Подумайте: пока строители Суэцкого канала ворочали землю и камни, прокладывая на первый взгляд невозможный путь между Средиземным и Красным морями, бесстрашное растение прокладывало собственный поражающий воображение путь вглубь земли. Они нашли акацию, которая годами пробивалась сквозь те же землю и камни, раз за разом терпела поражение, но в конце концов добилась ошеломительного успеха.

В этом моем воспоминании о 1860-м рабочие поздравляют друг друга и собираются вокруг корня, достаточно длинного, чтобы с ним могли сфотографироваться все желающие. Потом они разрубают его пополам.

6

Ученые заботятся о себе подобных – по мере сил и возможностей. Когда преподаватели заметили искренний энтузиазм, с которым я трудилась в лабораториях, мне посоветовали поступать в аспирантуру. Я подала документы в самые известные университеты. Их согласие означало бы не только бесплатное образование, но и стипендию, которая покроет расходы на аренду жилья и питание на протяжении всего периода обучения. При одной мысли об этом голова начинала кружиться от восторга. По счастью, именно так устроено обучение в аспирантуре для ученых и инженеров: до тех пор, пока цель твоей работы совпадает с целями проекта, финансируемого государством, тебя поддерживают на уровне прожиточного минимума.

Так что на следующий день после того, как Университет Миннесоты выдал мне диплом бакалавра с отличием, я пожертвовала всю свою зимнюю одежду филиалу Армии спасения на Лейк-стрит, свернула на Гайавата-авеню, доехала до Международного аэропорта Миннеаполиса, села там в самолет и улетела в Сан-Франциско. А оказавшись в Беркли, не столько познакомилась с Биллом, сколько узнала его.

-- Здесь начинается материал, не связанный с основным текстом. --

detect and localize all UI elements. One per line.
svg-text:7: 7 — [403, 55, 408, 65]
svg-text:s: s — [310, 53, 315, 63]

Летом 1994-го мне пришлось отправиться в почти бесконечную полевую экспедицию по Центральной Калифорнийской долине, где я выступала в роли помощника инструктора для студентов-магистрантов. Обычный человек вряд ли будет разглядывать грязь дольше тех двадцати секунд, которые необходимы на поиск упавшей в нее вещи, – но эти ребята обычными не были. День за днем на протяжении без малого шести недель они выкапывали в земле пять – семь ям и часами медитировали над ними, после чего снимались с лагеря и повторяли ту же процедуру уже на новом месте. Любая мелкая особенность любой такой ямы подлежала классификации и систематизации; в итоге студенты должны были научиться регистрировать малейшие трещинки, образованные корнями каждого из растений, – причем использовать для этого соответствующие рубрики каталога Службы охраны природных ресурсов.

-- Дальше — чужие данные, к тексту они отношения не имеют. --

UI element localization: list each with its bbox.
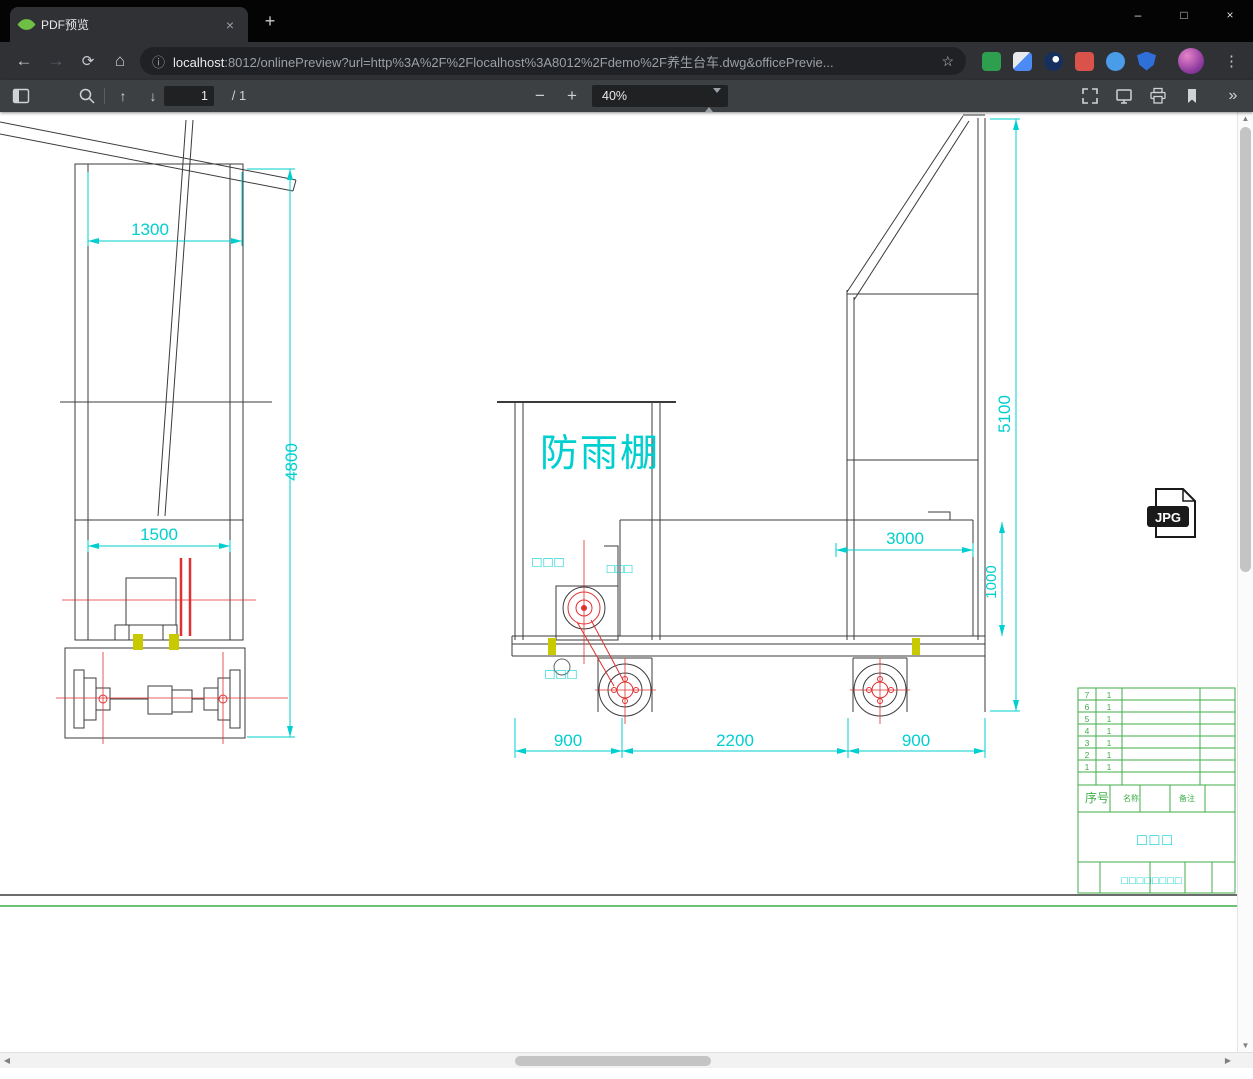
red-centerline-details — [56, 540, 910, 744]
profile-avatar[interactable] — [1178, 48, 1204, 74]
tab-favicon-leaf-icon — [17, 15, 36, 34]
zoom-out-button[interactable]: − — [528, 80, 552, 112]
pdf-toolbar: ↑ ↓ 1 / 1 − + 40% » — [0, 80, 1253, 112]
row-qty: 1 — [1107, 762, 1112, 772]
toolbar-divider — [104, 88, 105, 104]
scroll-down-arrow-icon[interactable]: ▼ — [1238, 1041, 1253, 1050]
forward-button[interactable]: → — [44, 42, 68, 80]
scroll-left-arrow-icon[interactable]: ◀ — [0, 1053, 14, 1068]
dim-900-left-label: 900 — [554, 731, 582, 750]
url-host: localhost — [173, 54, 225, 70]
extension-icon-3[interactable] — [1044, 51, 1063, 71]
back-button[interactable]: ← — [12, 42, 36, 80]
page-number-input[interactable]: 1 — [164, 86, 214, 106]
row-qty: 1 — [1107, 714, 1112, 724]
doc-title-tofu: □□□ — [1137, 832, 1175, 849]
dim-2200-label: 2200 — [716, 731, 754, 750]
tofu-text-a: □□□ — [532, 554, 565, 571]
row-number: 7 — [1085, 690, 1090, 700]
new-tab-button[interactable]: + — [260, 11, 280, 32]
more-tools-chevron-icon[interactable]: » — [1220, 80, 1246, 112]
extension-icon-translate[interactable] — [1013, 51, 1032, 71]
horizontal-scrollbar-thumb[interactable] — [515, 1056, 711, 1066]
tofu-text-c: □□□ — [545, 666, 578, 683]
scroll-right-arrow-icon[interactable]: ▶ — [1221, 1053, 1235, 1068]
reload-button[interactable]: ⟳ — [76, 42, 100, 80]
front-view-geometry — [0, 119, 297, 739]
url-tail: :8012/onlinePreview?url=http%3A%2F%2Floc… — [224, 54, 834, 70]
row-qty: 1 — [1107, 702, 1112, 712]
row-qty: 1 — [1107, 750, 1112, 760]
extensions-row: ⋮ — [982, 42, 1239, 80]
title-block-doc-text: □□□ □□□□□□□□ — [1121, 832, 1182, 887]
row-number: 1 — [1085, 762, 1090, 772]
dim-1500-label: 1500 — [140, 525, 178, 544]
navigation-bar: ← → ⟳ ⌂ ⓘ localhost:8012/onlinePreview?u… — [0, 42, 1253, 80]
browser-window: PDF预览 × + – □ × ← → ⟳ ⌂ ⓘ localhost:8012… — [0, 0, 1253, 1079]
extension-icon-shield[interactable] — [1137, 51, 1156, 71]
row-number: 4 — [1085, 726, 1090, 736]
window-minimize-button[interactable]: – — [1115, 0, 1161, 30]
jpg-label: JPG — [1155, 510, 1181, 525]
row-number: 6 — [1085, 702, 1090, 712]
doc-footer-tofu: □□□□□□□□ — [1121, 875, 1182, 887]
tab-close-icon[interactable]: × — [222, 17, 238, 33]
window-controls: – □ × — [1115, 0, 1253, 30]
dim-5100-label: 5100 — [995, 395, 1014, 433]
vertical-scrollbar[interactable]: ▲ ▼ — [1237, 112, 1253, 1052]
row-number: 2 — [1085, 750, 1090, 760]
extension-icon-4[interactable] — [1075, 51, 1094, 71]
tab-title: PDF预览 — [41, 18, 90, 32]
window-titlebar: PDF预览 × + – □ × — [0, 0, 1253, 42]
dim-3000-label: 3000 — [886, 529, 924, 548]
pdf-page: 1300 4800 1500 防雨棚 5100 3000 1000 900 22… — [0, 112, 1253, 1052]
dim-1000-label: 1000 — [983, 565, 1000, 598]
print-icon[interactable] — [1149, 87, 1167, 105]
row-qty: 1 — [1107, 738, 1112, 748]
row-number: 3 — [1085, 738, 1090, 748]
zoom-level-value: 40% — [602, 89, 628, 103]
zoom-level-select[interactable]: 40% — [592, 85, 728, 112]
row-qty: 1 — [1107, 726, 1112, 736]
home-button[interactable]: ⌂ — [108, 42, 132, 80]
title-block-lines — [0, 687, 1237, 907]
header-beizhu: 备注 — [1179, 793, 1195, 803]
vertical-scrollbar-thumb[interactable] — [1240, 127, 1251, 572]
search-icon[interactable] — [78, 87, 96, 105]
bookmark-star-icon[interactable]: ☆ — [941, 53, 954, 70]
row-qty: 1 — [1107, 690, 1112, 700]
dim-4800-label: 4800 — [282, 443, 301, 481]
cad-drawing: 1300 4800 1500 防雨棚 5100 3000 1000 900 22… — [0, 114, 1237, 907]
cyan-dimension-labels: 1300 4800 1500 防雨棚 5100 3000 1000 900 22… — [131, 220, 1014, 750]
presentation-mode-icon[interactable] — [1115, 87, 1133, 105]
fullscreen-icon[interactable] — [1081, 87, 1099, 105]
header-xuhao: 序号 — [1085, 790, 1109, 805]
zoom-in-button[interactable]: + — [560, 80, 584, 112]
scroll-up-arrow-icon[interactable]: ▲ — [1238, 114, 1253, 123]
sidebar-toggle-icon[interactable] — [12, 87, 30, 105]
extension-icon-1[interactable] — [982, 51, 1001, 71]
previous-page-button[interactable]: ↑ — [112, 80, 134, 112]
next-page-button[interactable]: ↓ — [142, 80, 164, 112]
browser-tab[interactable]: PDF预览 × — [10, 7, 248, 42]
dim-1300-label: 1300 — [131, 220, 169, 239]
page-info-icon[interactable]: ⓘ — [152, 52, 165, 71]
select-spinner-icon — [705, 88, 721, 112]
browser-menu-icon[interactable]: ⋮ — [1224, 52, 1239, 70]
dim-900-right-label: 900 — [902, 731, 930, 750]
address-bar[interactable]: ⓘ localhost:8012/onlinePreview?url=http%… — [140, 47, 966, 75]
horizontal-scrollbar[interactable]: ◀ ▶ — [0, 1052, 1253, 1068]
page-total-label: / 1 — [231, 88, 247, 103]
row-number: 5 — [1085, 714, 1090, 724]
bookmark-icon[interactable] — [1183, 87, 1201, 105]
window-maximize-button[interactable]: □ — [1161, 0, 1207, 30]
rain-shelter-label: 防雨棚 — [540, 433, 660, 475]
jpg-file-icon: JPG — [1147, 488, 1196, 538]
url-text: localhost:8012/onlinePreview?url=http%3A… — [173, 52, 933, 71]
extension-icon-cloud[interactable] — [1106, 51, 1125, 71]
header-mingcheng: 名称 — [1123, 793, 1139, 803]
window-close-button[interactable]: × — [1207, 0, 1253, 30]
tofu-text-b: □□□ — [607, 561, 634, 576]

В процессе работы участникам экспедиции надлежало опираться на определитель почв США «Ключи к таксономии почв» – справочник объемом шестьсот страниц, напоминающий маленькую телефонную книгу, но и вполовину не столь интересный. Где-то там, в городе Уичито (думаю, он подойдет), Совет государственных агрономов ежегодно собирается, чтобы предложить новые толкования «Ключей» и заново утвердить их, как если бы это был священный арамейский текст. Во вступлении к изданию 1997 года есть невероятно трогательный пассаж о непревзойденных научных достижениях Международного комитета по изучению низкоактивных глин, из-за которых и возникла необходимость переиздания. Однако этот том, подчеркивалось далее, предназначен только для экстренных случаев, поскольку Международный комитет по водонасыщенным почвам вот-вот представит результаты собственных исследований и до 1999 года выйдет еще одна, обновленная версия. Впрочем, в 1994-м мы по-прежнему пользовались изданием «Ключей» от 1983-го – наивные дети, даже не подозревающие, какие сенсации готовит для нас Международный комитет агромелиорации.

Вместе с десятком студентов мы набивались в яму, которую сами же перед этим и выкопали, и начинали процесс обучения. Программа была составлена так, чтобы впоследствии они могли вступить в тайный мир государственных агрономов, служащих, лесничих заповедников или получить другую прикладную профессию, связанную с землей. Кульминацией наших почвоведческих экзерсисов было выявление «наиболее эффективных форм использования», под которыми подразумевалось возведение «жилого объекта», «коммерческого объекта» или «объекта инфраструктуры», – а студенты должны были его обосновать. К четвертой неделе такой жизни даже выгребная яма начинает казаться шикарным местом по сравнению с тем, куда ты уже успел засунуть голову, а единственным спасением видится залить весь ландшафт асфальтом и превратить его в бесконечную парковку. Возможно, некоторые участки Соединенных Штатов приобрели свой нынешний облик именно таким путем.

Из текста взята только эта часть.